Por: Fernando Molica

O bolsonarismo é imoderável

O ex-presidente Jair Bolsonaro. | Foto: Valter Campanato/Agência Brasil

Ao propor um bolsonarismo moderado, o filósofo e economista Joel Pinheiro da Fonseca sugeriu, na Folha de S.Paulo, algo impossível. O radicalismo é inerente à proposta política de Jair Bolsonaro: ele sabe que não teria qualquer chance num cenário de moderação, tanto que não perdoa qualquer costeada de alambrado em torno de temas que estruturam sua visão de mundo. No governo, qualquer mínima discordância era tratada como traição.

O ex-presidente provocaria a própria expulsão do campo político caso ensaiasse alguma moderação, o que equivaleria a uma fraquejada.

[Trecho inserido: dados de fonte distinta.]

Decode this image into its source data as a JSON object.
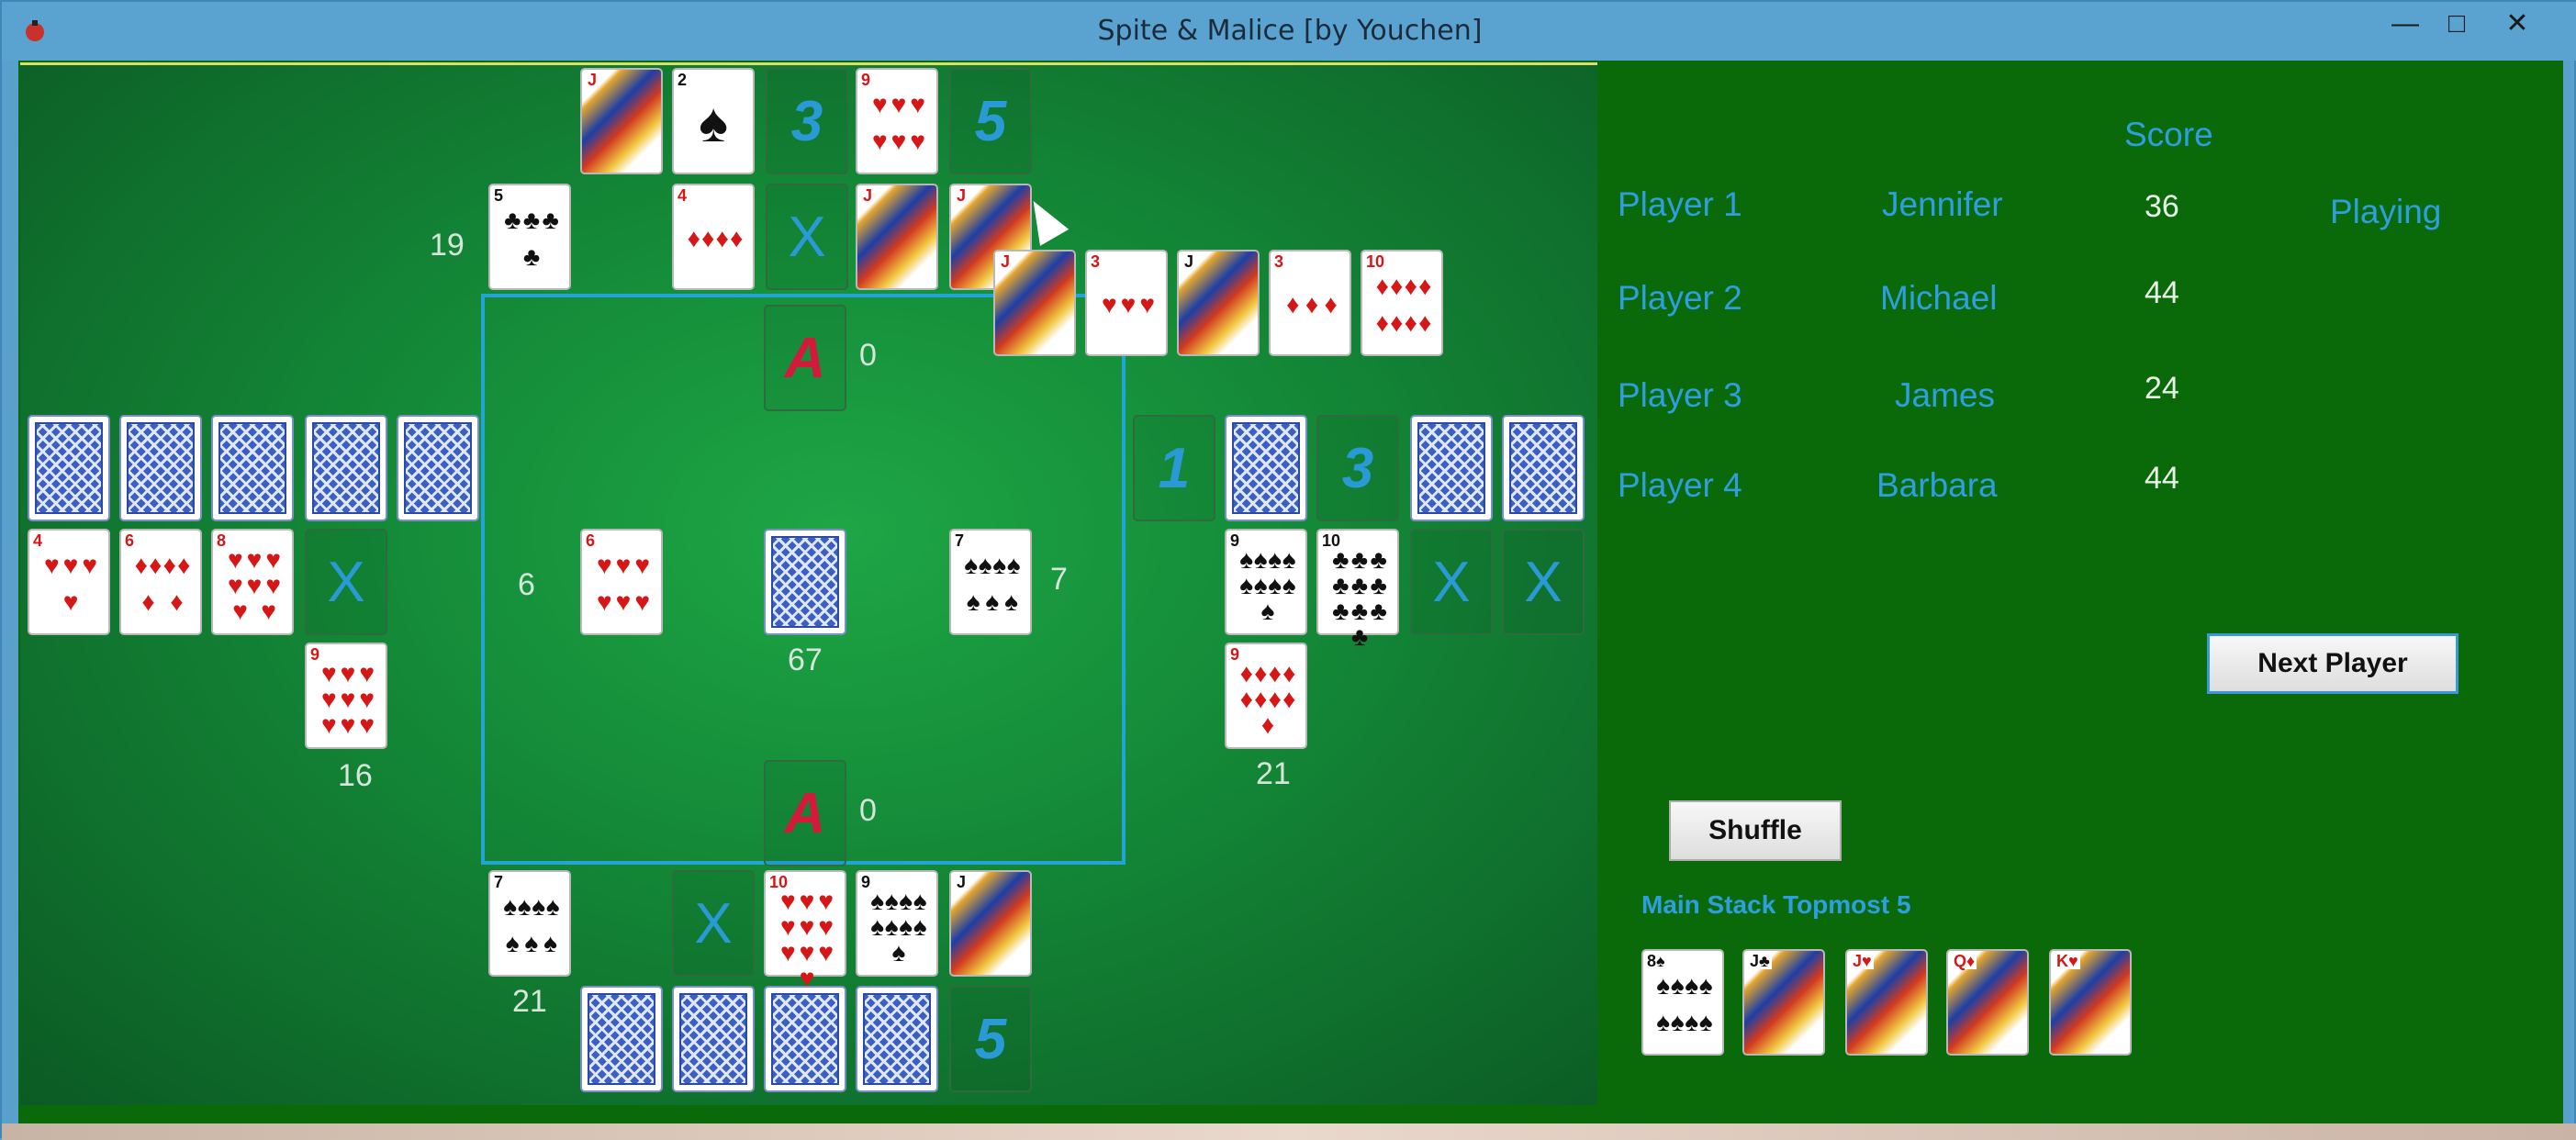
{
  "window": {
    "title": "Spite & Malice [by Youchen]",
    "minimize": "—",
    "maximize": "□",
    "close": "✕"
  },
  "scoreboard": {
    "score_header": "Score",
    "players": [
      {
        "label": "Player 1",
        "name": "Jennifer",
        "score": "36",
        "status": "Playing"
      },
      {
        "label": "Player 2",
        "name": "Michael",
        "score": "44",
        "status": ""
      },
      {
        "label": "Player 3",
        "name": "James",
        "score": "24",
        "status": ""
      },
      {
        "label": "Player 4",
        "name": "Barbara",
        "score": "44",
        "status": ""
      }
    ]
  },
  "buttons": {
    "next_player": "Next Player",
    "shuffle": "Shuffle"
  },
  "main_stack": {
    "label": "Main Stack Topmost 5",
    "cards": [
      "8♠",
      "J♣",
      "J♥",
      "Q♦",
      "K♥"
    ]
  },
  "counts": {
    "top_player": "19",
    "left_player": "16",
    "right_player": "21",
    "bottom_player": "21",
    "center_left": "6",
    "center_right": "7",
    "deck": "67",
    "top_ace": "0",
    "bottom_ace": "0"
  },
  "slot_labels": {
    "three": "3",
    "five": "5",
    "one": "1",
    "x": "X",
    "ace": "A"
  },
  "cards": {
    "top_row1": [
      "J",
      "2",
      "9"
    ],
    "top_row2": [
      "5",
      "4",
      "J",
      "J"
    ],
    "hand": [
      "J",
      "3",
      "J",
      "3",
      "10"
    ],
    "left_row2": [
      "4",
      "6",
      "8"
    ],
    "left_extra": "9",
    "center_left": "6",
    "center_right": "7",
    "right_row2": [
      "9",
      "10"
    ],
    "right_extra": "9",
    "bottom_row1": [
      "7",
      "10",
      "9",
      "J"
    ]
  }
}
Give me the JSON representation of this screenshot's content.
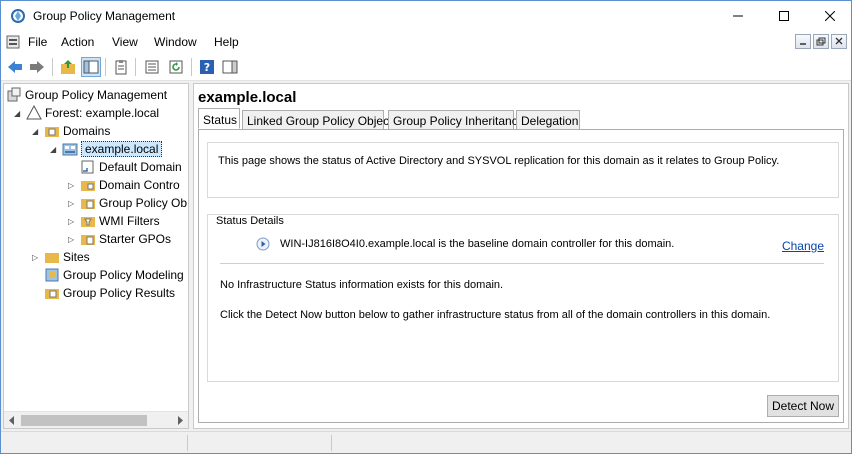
{
  "window": {
    "title": "Group Policy Management",
    "icon": "gpmc-icon"
  },
  "menubar": {
    "items": [
      "File",
      "Action",
      "View",
      "Window",
      "Help"
    ]
  },
  "toolbar": {
    "icons": [
      "back-icon",
      "forward-icon",
      "up-folder-icon",
      "show-hide-tree-icon",
      "properties-icon",
      "export-list-icon",
      "refresh-icon",
      "help-icon",
      "show-action-pane-icon"
    ]
  },
  "tree": {
    "items": [
      {
        "label": "Group Policy Management",
        "icon": "gpmc-icon",
        "expander": "",
        "depth": 0
      },
      {
        "label": "Forest: example.local",
        "icon": "forest-icon",
        "expander": "expanded",
        "depth": 1
      },
      {
        "label": "Domains",
        "icon": "domains-folder-icon",
        "expander": "expanded",
        "depth": 2
      },
      {
        "label": "example.local",
        "icon": "domain-icon",
        "expander": "expanded",
        "depth": 3,
        "selected": true
      },
      {
        "label": "Default Domain",
        "icon": "gpo-link-icon",
        "expander": "",
        "depth": 4
      },
      {
        "label": "Domain Contro",
        "icon": "ou-folder-icon",
        "expander": "collapsed",
        "depth": 4
      },
      {
        "label": "Group Policy Ob",
        "icon": "gpo-folder-icon",
        "expander": "collapsed",
        "depth": 4
      },
      {
        "label": "WMI Filters",
        "icon": "wmi-folder-icon",
        "expander": "collapsed",
        "depth": 4
      },
      {
        "label": "Starter GPOs",
        "icon": "starter-gpo-folder-icon",
        "expander": "collapsed",
        "depth": 4
      },
      {
        "label": "Sites",
        "icon": "sites-folder-icon",
        "expander": "collapsed",
        "depth": 2
      },
      {
        "label": "Group Policy Modeling",
        "icon": "gp-modeling-icon",
        "expander": "",
        "depth": 2
      },
      {
        "label": "Group Policy Results",
        "icon": "gp-results-icon",
        "expander": "",
        "depth": 2
      }
    ]
  },
  "main": {
    "title": "example.local",
    "tabs": [
      {
        "label": "Status",
        "active": true
      },
      {
        "label": "Linked Group Policy Objects",
        "active": false
      },
      {
        "label": "Group Policy Inheritance",
        "active": false
      },
      {
        "label": "Delegation",
        "active": false
      }
    ],
    "info_text": "This page shows the status of Active Directory and SYSVOL replication for this domain as it relates to Group Policy.",
    "status_details_label": "Status Details",
    "baseline_text": "WIN-IJ816I8O4I0.example.local is the baseline domain controller for this domain.",
    "change_link": "Change",
    "no_info_text": "No Infrastructure Status information exists for this domain.",
    "detect_hint": "Click the Detect Now button below to gather infrastructure status from all of the domain controllers in this domain.",
    "detect_button": "Detect Now"
  },
  "colors": {
    "accent": "#0645ad",
    "selection": "#cce8ff",
    "window_border": "#5a8fd0"
  }
}
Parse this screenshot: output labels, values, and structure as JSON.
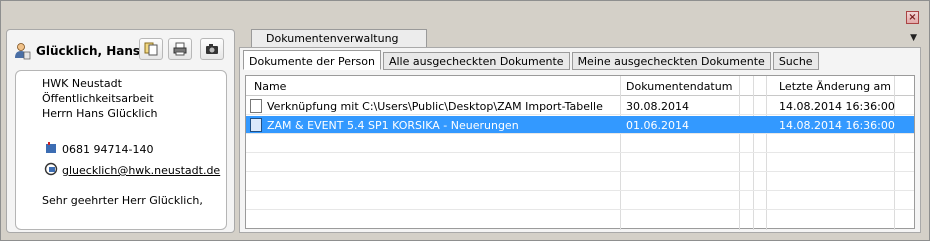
{
  "window": {
    "close_icon": "close-icon",
    "menu_icon": "chevron-down-icon"
  },
  "contact": {
    "name": "Glücklich, Hans",
    "toolbar": [
      "copy-icon",
      "print-icon",
      "camera-icon"
    ],
    "card": {
      "organization": "HWK Neustadt",
      "department": "Öffentlichkeitsarbeit",
      "salutation_name": "Herrn Hans Glücklich",
      "phone": "0681 94714-140",
      "email": "gluecklich@hwk.neustadt.de",
      "greeting": "Sehr geehrter Herr Glücklich,"
    }
  },
  "documents": {
    "title_tab": "Dokumentenverwaltung",
    "subtabs": [
      "Dokumente der Person",
      "Alle ausgecheckten Dokumente",
      "Meine ausgecheckten Dokumente",
      "Suche"
    ],
    "active_subtab": 0,
    "columns": [
      "Name",
      "Dokumentendatum",
      "Letzte Änderung am"
    ],
    "rows": [
      {
        "name": "Verknüpfung mit C:\\Users\\Public\\Desktop\\ZAM Import-Tabelle",
        "date": "30.08.2014",
        "modified": "14.08.2014 16:36:00",
        "selected": false,
        "icon": "shortcut-document-icon"
      },
      {
        "name": "ZAM & EVENT 5.4 SP1 KORSIKA - Neuerungen",
        "date": "01.06.2014",
        "modified": "14.08.2014 16:36:00",
        "selected": true,
        "icon": "document-icon"
      }
    ]
  },
  "colors": {
    "selection": "#3399ff",
    "window_bg": "#d4d0c8"
  }
}
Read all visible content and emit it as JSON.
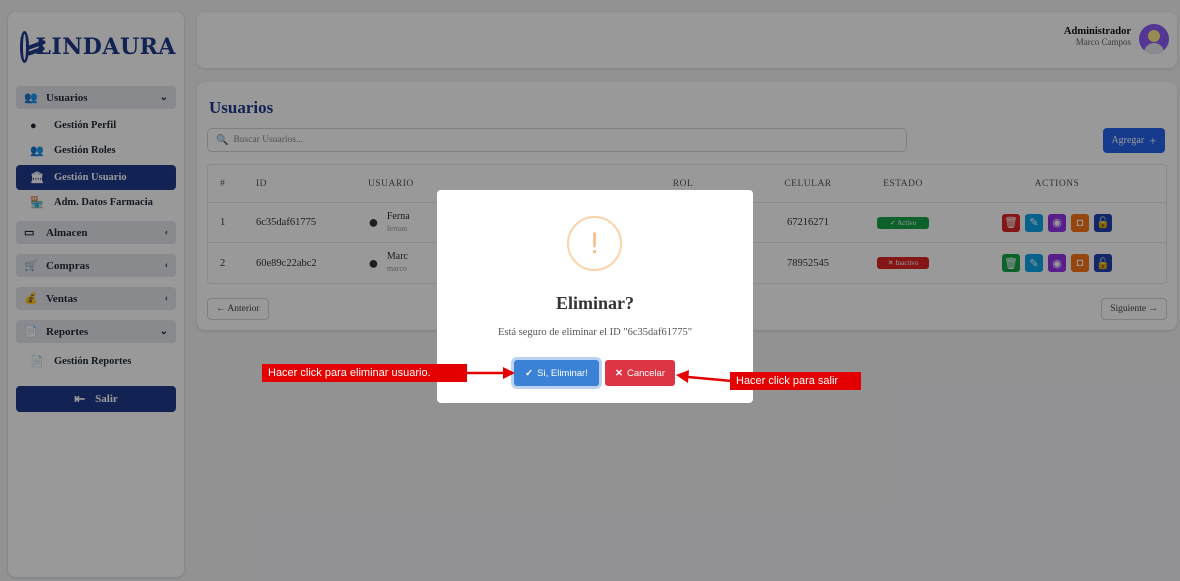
{
  "brand": {
    "name": "LINDAURA"
  },
  "sidebar": {
    "groups": [
      {
        "label": "Usuarios",
        "icon": "users-icon",
        "chevron": "⌄"
      },
      {
        "label": "Almacen",
        "icon": "warehouse-icon",
        "chevron": "‹"
      },
      {
        "label": "Compras",
        "icon": "cart-icon",
        "chevron": "‹"
      },
      {
        "label": "Ventas",
        "icon": "money-bag-icon",
        "chevron": "‹"
      },
      {
        "label": "Reportes",
        "icon": "report-icon",
        "chevron": "⌄"
      }
    ],
    "usuarios_items": [
      {
        "label": "Gestión Perfil"
      },
      {
        "label": "Gestión Roles"
      },
      {
        "label": "Gestión Usuario"
      },
      {
        "label": "Adm. Datos Farmacia"
      }
    ],
    "reportes_items": [
      {
        "label": "Gestión Reportes"
      }
    ],
    "logout_label": "Salir"
  },
  "header": {
    "role": "Administrador",
    "user": "Marco Campos"
  },
  "main": {
    "title": "Usuarios",
    "search_placeholder": "Buscar Usuarios...",
    "add_label": "Agregar",
    "columns": [
      "#",
      "ID",
      "USUARIO",
      "ROL",
      "CELULAR",
      "ESTADO",
      "ACTIONS"
    ],
    "rows": [
      {
        "num": "1",
        "id": "6c35daf61775",
        "name": "Ferna",
        "email": "fernan",
        "rol": "",
        "cel": "67216271",
        "estado": "✓ Activo"
      },
      {
        "num": "2",
        "id": "60e89c22abc2",
        "name": "Marc",
        "email": "marco",
        "rol": "",
        "cel": "78952545",
        "estado": "✕ Inactivo"
      }
    ],
    "prev_label": "← Anterior",
    "next_label": "Siguiente →"
  },
  "modal": {
    "icon": "!",
    "title": "Eliminar?",
    "text": "Está seguro de eliminar el ID \"6c35daf61775\"",
    "confirm_label": "Si, Eliminar!",
    "cancel_label": "Cancelar"
  },
  "annotations": {
    "left": "Hacer click para eliminar usuario.",
    "right": "Hacer click para salir"
  },
  "colors": {
    "brand": "#1e3a8a",
    "annotation": "#e40000",
    "confirm": "#3b82d6",
    "cancel": "#dc3545"
  }
}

É tão consciente da necessidade de botar fogo no parquinho institucional que tornou seu discurso ainda mais duro ao disputar o segundo turno em 2018 e 2022.

Para Fonseca, o bolsonarismo "surgiu como uma resposta à revolta contra o sistema que tomou o Brasil desde 2013", que se caracterizaria pela falta de transparência e de compromisso,  por conchavos, distância para com o eleitor, descaso com o dinheiro público e corrupção. Quem dera que tais elementos tão presentes desde sempre na história brasileira — mantidos e renovados no mandato de Bolsonaro — tivessem surgido apenas há onze anos.

Ele acerta ao identificar, na vitória bolsonarista, a influência de um desejo de ordem: as grandes manifestações abriram caminho para a negação do sistema político como um todo, o que favoreceu o crescimento de um deputado que dizia ser contra tudo, que batia de frente até com a estrutura militar e que prometia organizar a bagunça. Fonseca, porém, omite que tal desejo de ordem incluía a repressão a conquistas sociais, culturais e comportamentais.

Até então um candidato limitado à chamada família militar, Bolsonaro montou no cavalo selado por uma indignação difusa. Embalado pelas ruas, quase quadruplicou sua votação para deputado federal: de 120.646 votos (foi o 11o colocado no Rio em 2010) para 464.572, primeirão em 2014. Neste ano, a revolta ainda sem direção fez com que o na época psolista Marcelo Freixo fosse o deputado estadual mais votado no Rio, recebeu o apoio de 350.408 cidadãos.

Fonseca erra ao ver no bolsonarismo uma chance para a construção de uma direita liberal. Uma visão oportunista, que parte da sua constatação de que a direita antibolsonarista é incapaz de "conquistar as multidões". Uma avaliação que renova o equívoco da elitista UDN ao se jogar nos braços de Jânio Quadros e, depois, apoiar o golpe de 1964.

Bolsonaro sempre se mostrou mais próximo de um modelo econômico que remete à presença estatal, tanto que propôs o fuzilamento de Fernando Henrique Cardoso por este ter privatizado a Vale. Os gastos que promoveu em 2022 para tentar garantir a reeleição são incompatíveis com qualquer visão privatista. Posou de liberal apenas pela necessidade de encher o tanque de sua então inexistente plataforma econômica — o único posto disponível era o de Paulo Guedes.

O bolsonarismo não é moderável até por não partir de uma visão social e econômica capaz de ser adaptada à realidade. Como outros movimentos históricos da extrema direita, guia-se pela defesa de valores etéreos, como Deus, família, pátria e por uma visão canhestra de liberdade, a de discriminar. Precisa da guerra, alimenta-se do ódio àqueles que considera inimigos.

Ao falar da possibilidade de uma futura moderação bolsonarista, Fonseca cita os casos do Exército Republicano Irlandês e das Farc, que depuseram suas armas. Os exemplos são absurdos: o que houve entre nós foi uma tentativa golpista, não uma guerra que justificasse um acordo de paz — fora que uma pacificação teria sobre o bolsonarismo o efeito de kryptonita nos habitantes do planeta Krypton.

O crescimento de 138% nas mortos pela PM paulista mostra que o bolsonarismo exige uma constante renovação de compromissos de seus aliados. Moderado, extirpado da violência, o bolsonarismo deixaria de ser o que é para se constituir num partido como outros do Centrão que apostam na privatização das benesses estatais.  

A direita liberal não pode se escorar num projeto autoritário e intolerante por natureza, a menos que queria apenas fingir ser o que não é. Vale também lembrar o fim trágico dos sapos que insistem pegar carona com os escorpiões.